Los Libros sapienciales (tres en el canon judío: Prov, Job, Ecle; cinco en el
católico: éstos mismos más Eclo y Sab) son relativamente homogéneos en
cuanto a su género literario, pero muy diversos en cuanto a su fecha de
composición. Así, Job puede datar del siglo V; Proverbios está compuesto por
materiales que van desde el siglo VIII al III; Eclesiastés suele fecharse en el
siglo III; Eclesiástico es del siglo II (en torno al 132 a. C.), y Sabiduría quizá del
año 50 a. C.

La literatura sapiencial se caracteriza por partir de la experiencia y de la


reflexión humana. La sabiduría ha sido definida como “oferta de sensatez”
(L. Alonso Schökel): unas enseñanzas que se ofrecen para caminar por la vida
de forma prudente y tener éxito, basándose en las experiencias de los que
nos han precedido por ese mismo camino (lo contrario de la sabiduría es la
necedad o la locura).
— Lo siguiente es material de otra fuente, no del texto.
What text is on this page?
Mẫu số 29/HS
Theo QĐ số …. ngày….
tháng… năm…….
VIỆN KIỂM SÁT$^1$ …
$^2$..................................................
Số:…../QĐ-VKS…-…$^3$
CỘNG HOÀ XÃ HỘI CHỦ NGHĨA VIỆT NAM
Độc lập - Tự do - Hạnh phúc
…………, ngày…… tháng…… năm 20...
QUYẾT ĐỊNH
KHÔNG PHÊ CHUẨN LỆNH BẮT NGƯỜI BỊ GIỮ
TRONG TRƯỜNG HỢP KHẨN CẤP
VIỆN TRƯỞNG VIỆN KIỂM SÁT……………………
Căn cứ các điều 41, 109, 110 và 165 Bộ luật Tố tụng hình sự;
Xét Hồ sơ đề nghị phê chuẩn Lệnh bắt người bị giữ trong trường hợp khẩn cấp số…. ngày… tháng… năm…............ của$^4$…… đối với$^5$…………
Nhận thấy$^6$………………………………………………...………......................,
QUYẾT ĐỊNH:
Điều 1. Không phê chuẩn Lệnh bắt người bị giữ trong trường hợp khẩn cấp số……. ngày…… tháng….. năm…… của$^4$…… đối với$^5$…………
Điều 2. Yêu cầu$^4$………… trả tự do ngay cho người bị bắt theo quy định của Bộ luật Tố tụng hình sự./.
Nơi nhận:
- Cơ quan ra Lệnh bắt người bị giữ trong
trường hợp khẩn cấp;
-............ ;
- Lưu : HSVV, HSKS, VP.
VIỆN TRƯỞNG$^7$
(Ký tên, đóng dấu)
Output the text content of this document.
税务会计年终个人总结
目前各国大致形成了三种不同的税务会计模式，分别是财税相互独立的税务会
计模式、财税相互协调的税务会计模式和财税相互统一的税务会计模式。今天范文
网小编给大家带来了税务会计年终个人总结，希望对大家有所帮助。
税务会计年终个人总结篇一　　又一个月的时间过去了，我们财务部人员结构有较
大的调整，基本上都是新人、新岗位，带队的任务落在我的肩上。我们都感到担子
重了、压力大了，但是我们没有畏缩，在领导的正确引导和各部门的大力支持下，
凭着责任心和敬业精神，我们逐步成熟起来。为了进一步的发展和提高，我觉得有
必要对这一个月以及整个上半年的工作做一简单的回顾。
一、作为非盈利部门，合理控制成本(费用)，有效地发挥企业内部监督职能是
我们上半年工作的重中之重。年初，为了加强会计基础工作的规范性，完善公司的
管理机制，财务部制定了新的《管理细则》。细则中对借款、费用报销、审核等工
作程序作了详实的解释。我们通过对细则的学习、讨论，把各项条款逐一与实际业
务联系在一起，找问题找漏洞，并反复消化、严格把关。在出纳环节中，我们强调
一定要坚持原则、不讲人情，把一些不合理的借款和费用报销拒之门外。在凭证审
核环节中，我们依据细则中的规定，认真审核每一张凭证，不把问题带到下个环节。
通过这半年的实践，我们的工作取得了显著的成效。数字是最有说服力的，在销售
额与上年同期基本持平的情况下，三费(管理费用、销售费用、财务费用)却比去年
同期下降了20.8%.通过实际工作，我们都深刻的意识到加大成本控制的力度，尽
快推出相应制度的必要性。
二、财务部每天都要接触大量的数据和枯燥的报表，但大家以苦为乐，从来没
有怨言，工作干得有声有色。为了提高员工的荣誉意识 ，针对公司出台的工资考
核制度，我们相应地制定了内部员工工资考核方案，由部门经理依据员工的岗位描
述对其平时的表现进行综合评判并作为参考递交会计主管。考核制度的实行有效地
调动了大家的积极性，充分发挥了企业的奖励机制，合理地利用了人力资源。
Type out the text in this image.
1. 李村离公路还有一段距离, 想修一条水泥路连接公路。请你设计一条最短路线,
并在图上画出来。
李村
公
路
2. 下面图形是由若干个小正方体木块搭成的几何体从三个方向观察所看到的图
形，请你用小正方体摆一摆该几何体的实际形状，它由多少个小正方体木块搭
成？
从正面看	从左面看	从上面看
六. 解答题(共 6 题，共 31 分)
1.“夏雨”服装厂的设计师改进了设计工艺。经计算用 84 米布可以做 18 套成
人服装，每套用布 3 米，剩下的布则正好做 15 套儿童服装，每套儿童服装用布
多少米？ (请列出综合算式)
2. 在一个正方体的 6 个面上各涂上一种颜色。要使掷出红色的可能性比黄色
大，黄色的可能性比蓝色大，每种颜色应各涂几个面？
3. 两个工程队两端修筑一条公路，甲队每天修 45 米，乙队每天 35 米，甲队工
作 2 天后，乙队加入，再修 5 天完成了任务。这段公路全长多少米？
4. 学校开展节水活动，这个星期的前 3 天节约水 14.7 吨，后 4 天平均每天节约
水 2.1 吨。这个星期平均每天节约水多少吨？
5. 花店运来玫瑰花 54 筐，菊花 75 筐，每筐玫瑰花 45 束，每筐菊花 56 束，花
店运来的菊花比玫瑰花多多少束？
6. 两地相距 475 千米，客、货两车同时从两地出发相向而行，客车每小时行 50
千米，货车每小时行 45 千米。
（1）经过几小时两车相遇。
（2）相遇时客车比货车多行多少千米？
En contexto bíblico (y semita en general), ser sabio no
es tanto conocer muchas cosas cuanto saber por experiencia. (Por eso, por
una parte, son los ancianos los que son considerados como sabios, y, por
otra, el verbo “conocer” en hebreo es yadá, el mismo que se emplea para
designar las relaciones sexuales.) No es una casualidad que “saber” y “sabor”
sean términos emparentados.

En cuanto a su forma literaria, la literatura sapiencial destaca por el empleo


del masal, una forma literaria diversa que incluye desde el refrán o el
proverbio hasta el poema didáctico o el numérico, el acertijo, etc. Por lo que
respecta a sus temas, son universales: el mal, el sufrimiento, la felicidad, el
sentido de la vida, etc. ¿Y Dios? Para la sabiduría, Dios está más acá y más
allá de la sabiduría humana, es su principio y su límite.